Child Abuse Description
description of child abuse
Behaviors:
- Depression: Symptoms may include excessive sleeping, listlessness, and thoughts of suicide.
- A sense of “Drifting:” Numbing through life, without pleasure or goals.
- Feelings of Isolation: Adults may feel “different” from others. Some survivors of abuse reports of feeling like “damaged goods” as though they were forever scared and no one could ever accept them.
- Troubled Relationships: Adults abused as children may be unable to form close relationships. Some allow themselves to be abused again, because the role feels familiar and secure – and it’s the only one they know. Other become abusers themselves.
- Self-destructive Behavior: Adults who thing they’re bad may subconsciously “punish” themselves through:
- eating disorders (overeating, anorexia, bulimia, etc.)
- prostitution
- abuse of alcohol or other drugs
- cutting, burning
Others may cause problems at work and destroy their chances of advancement – or even lose their jobs.

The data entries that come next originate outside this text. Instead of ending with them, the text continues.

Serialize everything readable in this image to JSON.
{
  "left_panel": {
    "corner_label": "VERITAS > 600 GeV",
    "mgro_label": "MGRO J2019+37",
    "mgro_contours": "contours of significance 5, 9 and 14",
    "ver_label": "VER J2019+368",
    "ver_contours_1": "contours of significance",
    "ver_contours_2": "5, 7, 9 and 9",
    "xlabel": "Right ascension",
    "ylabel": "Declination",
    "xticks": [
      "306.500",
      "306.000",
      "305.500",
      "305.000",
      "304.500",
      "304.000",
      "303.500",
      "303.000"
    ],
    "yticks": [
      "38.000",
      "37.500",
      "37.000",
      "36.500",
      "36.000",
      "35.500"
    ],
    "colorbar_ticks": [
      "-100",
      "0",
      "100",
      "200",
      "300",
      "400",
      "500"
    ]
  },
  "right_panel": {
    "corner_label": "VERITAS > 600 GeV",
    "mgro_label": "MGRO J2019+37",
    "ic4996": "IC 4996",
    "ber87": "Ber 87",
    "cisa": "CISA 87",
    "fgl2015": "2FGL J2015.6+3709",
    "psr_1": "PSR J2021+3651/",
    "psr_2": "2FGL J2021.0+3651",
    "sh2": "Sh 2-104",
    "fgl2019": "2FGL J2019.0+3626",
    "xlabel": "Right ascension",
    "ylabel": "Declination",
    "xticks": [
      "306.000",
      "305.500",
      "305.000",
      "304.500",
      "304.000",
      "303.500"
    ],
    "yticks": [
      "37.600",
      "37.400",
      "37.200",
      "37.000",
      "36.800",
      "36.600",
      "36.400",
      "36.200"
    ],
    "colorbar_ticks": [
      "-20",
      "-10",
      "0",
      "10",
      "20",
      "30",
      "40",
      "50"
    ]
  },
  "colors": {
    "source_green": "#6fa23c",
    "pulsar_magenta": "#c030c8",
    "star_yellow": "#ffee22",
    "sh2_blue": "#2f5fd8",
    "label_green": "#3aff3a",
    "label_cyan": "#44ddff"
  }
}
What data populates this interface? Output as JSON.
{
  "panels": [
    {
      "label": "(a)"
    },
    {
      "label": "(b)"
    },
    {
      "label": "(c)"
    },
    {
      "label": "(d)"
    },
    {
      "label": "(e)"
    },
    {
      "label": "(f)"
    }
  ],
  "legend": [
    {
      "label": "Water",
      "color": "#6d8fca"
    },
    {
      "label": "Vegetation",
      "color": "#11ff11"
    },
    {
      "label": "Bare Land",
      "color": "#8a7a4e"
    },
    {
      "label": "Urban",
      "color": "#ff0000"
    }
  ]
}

Problems Raising Children:
Abused children see few good examples of parenting while they’re growing up. If they later have children of their own, they sometimes:
- Don’t know what to expect from children at deferent ages. For example, a parent might assume that an infant can be toilet trained, or that a 5-year-old thinks like an adult.
- Can’t cope with the stress that raising children can bring.
- Can’t feel close to their children, although they want to. Some parents who were physically or sexually abused as children are afraid to touch or hold their own children.
- Abuse their children, because their parents taught them that it’s OK to abuse the ones you love.
But these parents can break the cycle of abuse if they:
- Understand why they behave as they do.
- Learn new parenting skills.
- Receive needed support during their child-rearing years.